In the last fifteen years of his life Purifoy lived in the Mojave Desert where he created large-scale sculptures spread over ten acres. On visiting this site Hannah Collins made a series of exquisite black-andwhite photographic studies of Purifoy’s work. Her rigorous aesthetic stance is unwittingly reminiscent of the formality of Walker Evans, who would have greatly appreciated Purifoy’s transformation of discarded materials into grand yet vernacular forms.

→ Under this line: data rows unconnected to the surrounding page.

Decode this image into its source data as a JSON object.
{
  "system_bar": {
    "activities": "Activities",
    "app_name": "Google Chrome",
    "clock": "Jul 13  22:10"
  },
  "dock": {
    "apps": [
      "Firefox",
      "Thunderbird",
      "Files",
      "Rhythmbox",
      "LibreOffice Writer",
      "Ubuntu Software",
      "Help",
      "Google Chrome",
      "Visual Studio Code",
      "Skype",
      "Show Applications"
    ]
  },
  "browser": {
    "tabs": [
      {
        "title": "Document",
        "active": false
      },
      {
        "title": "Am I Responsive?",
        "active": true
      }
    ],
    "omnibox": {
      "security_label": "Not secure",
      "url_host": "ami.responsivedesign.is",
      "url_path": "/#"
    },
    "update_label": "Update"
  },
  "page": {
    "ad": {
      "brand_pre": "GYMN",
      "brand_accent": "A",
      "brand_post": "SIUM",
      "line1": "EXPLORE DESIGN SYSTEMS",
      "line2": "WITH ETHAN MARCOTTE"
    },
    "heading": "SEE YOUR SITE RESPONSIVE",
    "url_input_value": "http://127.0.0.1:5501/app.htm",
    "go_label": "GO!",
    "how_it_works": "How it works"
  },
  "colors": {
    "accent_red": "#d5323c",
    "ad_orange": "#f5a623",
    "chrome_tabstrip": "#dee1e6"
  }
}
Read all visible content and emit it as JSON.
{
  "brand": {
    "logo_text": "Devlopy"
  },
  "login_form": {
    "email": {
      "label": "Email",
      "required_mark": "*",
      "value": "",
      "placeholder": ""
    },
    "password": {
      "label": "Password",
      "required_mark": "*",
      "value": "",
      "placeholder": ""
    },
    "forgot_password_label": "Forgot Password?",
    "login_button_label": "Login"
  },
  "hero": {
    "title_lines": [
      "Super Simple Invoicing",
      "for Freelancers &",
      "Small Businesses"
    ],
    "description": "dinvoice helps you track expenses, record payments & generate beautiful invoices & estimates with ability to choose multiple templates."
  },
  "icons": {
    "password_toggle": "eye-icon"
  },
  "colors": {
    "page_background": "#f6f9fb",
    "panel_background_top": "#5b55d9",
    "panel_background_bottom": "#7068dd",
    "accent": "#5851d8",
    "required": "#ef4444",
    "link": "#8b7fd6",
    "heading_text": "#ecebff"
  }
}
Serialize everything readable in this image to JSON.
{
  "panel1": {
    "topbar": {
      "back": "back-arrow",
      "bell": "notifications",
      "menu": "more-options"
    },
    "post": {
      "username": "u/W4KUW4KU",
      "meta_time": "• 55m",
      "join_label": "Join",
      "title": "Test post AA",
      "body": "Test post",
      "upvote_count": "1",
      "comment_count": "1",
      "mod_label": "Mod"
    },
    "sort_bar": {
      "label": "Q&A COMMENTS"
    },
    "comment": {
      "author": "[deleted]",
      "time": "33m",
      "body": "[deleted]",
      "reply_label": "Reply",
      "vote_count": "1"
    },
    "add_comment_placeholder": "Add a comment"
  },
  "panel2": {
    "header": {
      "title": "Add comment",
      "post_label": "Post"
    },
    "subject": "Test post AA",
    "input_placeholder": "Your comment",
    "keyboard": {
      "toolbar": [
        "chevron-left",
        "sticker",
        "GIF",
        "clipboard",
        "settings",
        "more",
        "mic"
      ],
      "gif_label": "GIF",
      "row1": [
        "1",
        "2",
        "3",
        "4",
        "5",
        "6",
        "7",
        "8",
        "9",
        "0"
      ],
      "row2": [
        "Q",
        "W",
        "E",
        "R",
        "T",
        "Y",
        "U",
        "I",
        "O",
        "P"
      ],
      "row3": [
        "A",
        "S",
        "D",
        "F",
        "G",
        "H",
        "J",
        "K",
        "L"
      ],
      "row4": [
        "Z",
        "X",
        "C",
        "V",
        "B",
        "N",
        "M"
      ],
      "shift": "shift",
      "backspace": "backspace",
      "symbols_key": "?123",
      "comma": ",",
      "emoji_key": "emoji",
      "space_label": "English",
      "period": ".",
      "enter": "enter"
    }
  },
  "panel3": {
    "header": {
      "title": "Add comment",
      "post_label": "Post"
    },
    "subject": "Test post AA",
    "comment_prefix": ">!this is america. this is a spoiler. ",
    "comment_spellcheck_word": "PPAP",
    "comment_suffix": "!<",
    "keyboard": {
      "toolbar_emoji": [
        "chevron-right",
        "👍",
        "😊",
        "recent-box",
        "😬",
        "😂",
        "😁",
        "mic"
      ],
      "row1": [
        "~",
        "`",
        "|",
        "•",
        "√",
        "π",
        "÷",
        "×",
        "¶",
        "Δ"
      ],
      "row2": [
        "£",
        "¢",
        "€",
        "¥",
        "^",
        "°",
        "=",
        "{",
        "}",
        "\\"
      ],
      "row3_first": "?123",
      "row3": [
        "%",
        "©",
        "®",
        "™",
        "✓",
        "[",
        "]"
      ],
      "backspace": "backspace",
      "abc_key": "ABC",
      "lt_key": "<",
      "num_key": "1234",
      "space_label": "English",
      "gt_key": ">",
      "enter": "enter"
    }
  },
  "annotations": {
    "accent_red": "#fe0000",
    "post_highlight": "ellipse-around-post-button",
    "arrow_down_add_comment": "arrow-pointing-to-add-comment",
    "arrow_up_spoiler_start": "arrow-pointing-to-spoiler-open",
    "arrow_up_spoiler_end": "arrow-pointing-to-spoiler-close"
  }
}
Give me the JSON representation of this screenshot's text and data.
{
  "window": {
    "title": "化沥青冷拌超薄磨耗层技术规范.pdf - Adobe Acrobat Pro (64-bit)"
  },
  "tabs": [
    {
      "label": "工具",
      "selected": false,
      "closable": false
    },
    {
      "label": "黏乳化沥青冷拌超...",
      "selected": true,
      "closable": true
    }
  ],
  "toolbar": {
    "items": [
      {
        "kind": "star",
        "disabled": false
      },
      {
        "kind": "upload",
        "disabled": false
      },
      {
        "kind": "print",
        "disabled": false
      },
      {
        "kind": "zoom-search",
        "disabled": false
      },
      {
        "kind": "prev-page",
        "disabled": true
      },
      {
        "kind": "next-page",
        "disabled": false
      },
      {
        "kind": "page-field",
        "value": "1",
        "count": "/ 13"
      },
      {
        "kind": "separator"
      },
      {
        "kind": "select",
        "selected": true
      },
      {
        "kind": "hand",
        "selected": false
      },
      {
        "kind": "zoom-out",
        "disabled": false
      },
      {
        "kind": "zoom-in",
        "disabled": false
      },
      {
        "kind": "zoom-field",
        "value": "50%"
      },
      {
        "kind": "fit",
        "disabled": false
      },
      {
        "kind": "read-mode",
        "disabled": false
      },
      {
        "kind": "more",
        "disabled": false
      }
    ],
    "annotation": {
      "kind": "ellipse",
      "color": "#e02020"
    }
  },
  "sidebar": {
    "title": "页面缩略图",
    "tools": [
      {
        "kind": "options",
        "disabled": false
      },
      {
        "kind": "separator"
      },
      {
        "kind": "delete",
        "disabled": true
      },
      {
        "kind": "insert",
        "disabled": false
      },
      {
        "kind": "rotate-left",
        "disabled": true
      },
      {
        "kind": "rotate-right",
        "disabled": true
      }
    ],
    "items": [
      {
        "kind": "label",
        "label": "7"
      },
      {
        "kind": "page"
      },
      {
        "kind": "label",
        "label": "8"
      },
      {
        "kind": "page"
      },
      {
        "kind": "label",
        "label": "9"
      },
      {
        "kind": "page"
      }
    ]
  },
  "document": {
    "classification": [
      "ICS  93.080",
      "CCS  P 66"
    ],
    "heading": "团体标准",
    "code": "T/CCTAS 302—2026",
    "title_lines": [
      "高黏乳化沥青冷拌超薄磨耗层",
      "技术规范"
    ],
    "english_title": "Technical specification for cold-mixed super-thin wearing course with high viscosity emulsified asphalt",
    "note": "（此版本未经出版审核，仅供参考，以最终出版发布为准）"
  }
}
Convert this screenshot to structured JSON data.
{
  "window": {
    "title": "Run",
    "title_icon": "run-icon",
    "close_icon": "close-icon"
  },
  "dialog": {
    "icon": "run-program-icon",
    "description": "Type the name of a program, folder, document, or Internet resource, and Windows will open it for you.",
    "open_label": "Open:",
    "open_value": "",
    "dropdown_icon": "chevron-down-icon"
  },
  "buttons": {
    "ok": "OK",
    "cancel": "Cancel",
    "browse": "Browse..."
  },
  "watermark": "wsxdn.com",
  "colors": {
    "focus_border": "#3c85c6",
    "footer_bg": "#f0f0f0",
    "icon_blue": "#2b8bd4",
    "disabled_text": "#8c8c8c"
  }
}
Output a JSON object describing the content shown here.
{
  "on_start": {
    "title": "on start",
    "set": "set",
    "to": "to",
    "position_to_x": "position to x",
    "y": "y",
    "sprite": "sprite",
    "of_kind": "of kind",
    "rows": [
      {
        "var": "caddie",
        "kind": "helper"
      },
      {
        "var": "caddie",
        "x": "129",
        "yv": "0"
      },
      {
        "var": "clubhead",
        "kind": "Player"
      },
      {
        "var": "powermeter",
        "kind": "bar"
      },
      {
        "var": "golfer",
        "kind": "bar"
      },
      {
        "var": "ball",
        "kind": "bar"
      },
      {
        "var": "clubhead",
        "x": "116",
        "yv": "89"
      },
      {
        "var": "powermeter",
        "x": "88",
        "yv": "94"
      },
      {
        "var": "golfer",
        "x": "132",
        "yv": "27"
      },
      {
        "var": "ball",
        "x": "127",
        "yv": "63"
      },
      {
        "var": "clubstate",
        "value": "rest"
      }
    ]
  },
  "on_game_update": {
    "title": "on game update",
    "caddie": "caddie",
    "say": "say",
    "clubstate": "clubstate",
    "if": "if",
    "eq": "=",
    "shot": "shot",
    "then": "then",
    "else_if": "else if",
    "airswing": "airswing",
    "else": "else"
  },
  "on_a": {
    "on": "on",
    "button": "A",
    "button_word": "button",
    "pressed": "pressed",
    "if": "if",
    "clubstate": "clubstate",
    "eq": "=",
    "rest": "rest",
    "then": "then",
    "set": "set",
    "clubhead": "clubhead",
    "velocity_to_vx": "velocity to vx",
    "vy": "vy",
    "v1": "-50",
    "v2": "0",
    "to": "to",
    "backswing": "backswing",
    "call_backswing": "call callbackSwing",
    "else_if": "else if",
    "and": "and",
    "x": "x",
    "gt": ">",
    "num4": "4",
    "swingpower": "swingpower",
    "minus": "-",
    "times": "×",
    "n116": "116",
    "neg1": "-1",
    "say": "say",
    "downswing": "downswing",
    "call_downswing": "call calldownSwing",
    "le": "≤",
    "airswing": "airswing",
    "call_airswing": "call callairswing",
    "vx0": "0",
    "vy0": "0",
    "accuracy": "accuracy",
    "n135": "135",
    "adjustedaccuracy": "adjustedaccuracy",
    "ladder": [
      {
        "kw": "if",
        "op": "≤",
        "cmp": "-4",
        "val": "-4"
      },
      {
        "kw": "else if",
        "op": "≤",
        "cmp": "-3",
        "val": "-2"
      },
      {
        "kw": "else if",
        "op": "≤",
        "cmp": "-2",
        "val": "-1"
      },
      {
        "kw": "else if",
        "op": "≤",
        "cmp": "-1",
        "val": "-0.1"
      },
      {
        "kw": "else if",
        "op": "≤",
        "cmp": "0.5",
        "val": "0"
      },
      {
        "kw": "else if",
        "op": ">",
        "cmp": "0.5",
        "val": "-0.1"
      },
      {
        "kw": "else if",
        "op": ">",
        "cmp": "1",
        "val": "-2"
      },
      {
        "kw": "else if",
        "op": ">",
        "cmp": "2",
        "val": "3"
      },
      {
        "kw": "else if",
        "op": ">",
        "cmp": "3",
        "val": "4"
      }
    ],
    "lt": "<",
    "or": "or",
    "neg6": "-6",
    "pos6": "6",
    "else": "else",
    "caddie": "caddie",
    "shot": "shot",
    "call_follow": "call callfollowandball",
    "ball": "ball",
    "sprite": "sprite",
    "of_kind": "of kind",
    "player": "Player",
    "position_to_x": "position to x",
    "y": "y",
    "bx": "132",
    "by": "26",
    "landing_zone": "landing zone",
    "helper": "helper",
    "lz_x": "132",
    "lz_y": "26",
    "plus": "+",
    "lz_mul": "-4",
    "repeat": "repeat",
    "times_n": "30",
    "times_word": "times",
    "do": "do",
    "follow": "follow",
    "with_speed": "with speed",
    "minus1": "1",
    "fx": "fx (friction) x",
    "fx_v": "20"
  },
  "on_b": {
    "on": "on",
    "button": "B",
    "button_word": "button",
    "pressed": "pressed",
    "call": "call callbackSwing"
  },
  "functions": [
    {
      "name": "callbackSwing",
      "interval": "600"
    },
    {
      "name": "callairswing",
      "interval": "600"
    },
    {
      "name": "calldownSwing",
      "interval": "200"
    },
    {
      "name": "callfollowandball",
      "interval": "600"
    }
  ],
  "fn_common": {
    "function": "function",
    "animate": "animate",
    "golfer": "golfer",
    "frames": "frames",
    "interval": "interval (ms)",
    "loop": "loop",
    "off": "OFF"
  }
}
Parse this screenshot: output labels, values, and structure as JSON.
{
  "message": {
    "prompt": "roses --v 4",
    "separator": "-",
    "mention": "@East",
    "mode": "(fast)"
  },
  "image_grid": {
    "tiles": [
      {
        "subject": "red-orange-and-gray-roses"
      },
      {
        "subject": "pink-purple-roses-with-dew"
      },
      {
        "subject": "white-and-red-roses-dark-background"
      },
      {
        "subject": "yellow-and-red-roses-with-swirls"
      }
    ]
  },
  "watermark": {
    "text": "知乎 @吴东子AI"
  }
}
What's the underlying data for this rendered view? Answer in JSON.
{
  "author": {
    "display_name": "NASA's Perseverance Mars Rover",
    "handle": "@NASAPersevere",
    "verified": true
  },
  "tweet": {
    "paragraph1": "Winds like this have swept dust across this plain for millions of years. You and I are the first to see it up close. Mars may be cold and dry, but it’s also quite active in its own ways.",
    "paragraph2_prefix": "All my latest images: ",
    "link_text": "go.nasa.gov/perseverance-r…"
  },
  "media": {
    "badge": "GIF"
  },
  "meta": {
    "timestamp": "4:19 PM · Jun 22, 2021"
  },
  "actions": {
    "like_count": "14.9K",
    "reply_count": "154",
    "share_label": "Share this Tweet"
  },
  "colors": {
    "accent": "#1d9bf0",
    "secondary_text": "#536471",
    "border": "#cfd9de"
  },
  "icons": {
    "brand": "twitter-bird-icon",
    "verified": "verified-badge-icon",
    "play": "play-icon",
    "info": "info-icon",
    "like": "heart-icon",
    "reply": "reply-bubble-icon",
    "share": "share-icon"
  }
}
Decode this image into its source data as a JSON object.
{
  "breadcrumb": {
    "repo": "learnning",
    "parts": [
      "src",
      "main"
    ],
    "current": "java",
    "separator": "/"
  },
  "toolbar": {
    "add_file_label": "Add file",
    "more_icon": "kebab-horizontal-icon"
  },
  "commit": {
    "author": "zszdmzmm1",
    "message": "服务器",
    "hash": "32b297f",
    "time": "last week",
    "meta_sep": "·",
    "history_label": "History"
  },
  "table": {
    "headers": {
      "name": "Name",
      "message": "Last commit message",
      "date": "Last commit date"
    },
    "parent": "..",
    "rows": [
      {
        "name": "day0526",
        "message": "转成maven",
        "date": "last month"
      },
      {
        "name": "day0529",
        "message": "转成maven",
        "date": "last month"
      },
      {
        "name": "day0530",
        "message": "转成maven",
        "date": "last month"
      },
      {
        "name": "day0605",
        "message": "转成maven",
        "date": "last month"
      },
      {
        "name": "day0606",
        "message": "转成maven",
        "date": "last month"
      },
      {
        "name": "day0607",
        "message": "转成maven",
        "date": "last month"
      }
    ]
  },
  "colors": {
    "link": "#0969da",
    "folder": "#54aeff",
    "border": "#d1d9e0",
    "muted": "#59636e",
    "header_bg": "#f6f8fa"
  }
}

Message from the Interior, Walker Evans’ photographic study of 1966, which through the selection of a handful of pictures of interiors suggests a wide and disparate landscape, became a model for the publication of Collins’ work from Purifoy’s site. Her 18 photographs are presented here in a format that exactly echoes Evans’ publication, both typographically and spatially. The intention is not imitative, but refers to the grandeur and scale achieved by Purifoy. Cumulatively his work becomes a transitory monument inevitably destined to decay into the desert itself.
I do not wish to be an artist. I only wish that art enables me to be. Noah Purifoy
About the Authors
Hannah Collins was born in London in 1956. From 1989 to 2010 she lived and worked in Barcelona, and today lives between London and Almeria, Spain. Collins has received many awards including a Fulbright Scholarship and was nominated for the Turner Prize in 1993. In 2015 a retrospective of her work was shown at the Sprengel Museum Hannover, in conjunction with the award of the Spectrum Prize. In addition to the Hannover retrospective publication, Collins’ last book was The Fragile Feast (2011). She has completed a recent body of work in Japan and has ongoing projects in Amazonia and the American South.
Noah Purifoy (1917–2004) moved to Los Angeles in 1953 and enrolled as the first African-American student at what is now the California Institute of the Arts. Purifoy graduated with a BFA just before his fortieth birthday. With fellow artist Judson Powell he organized the exhibition "66 Signs of Neon" with material salvaged from the Watts Rebellion. He co-founded the Watts Towers Arts Center, and initiated various programs to bring art into the prison system. The Noah Purifoy Outdoor Sculpture Museum is situated near Joshua Tree in the Mojave Desert.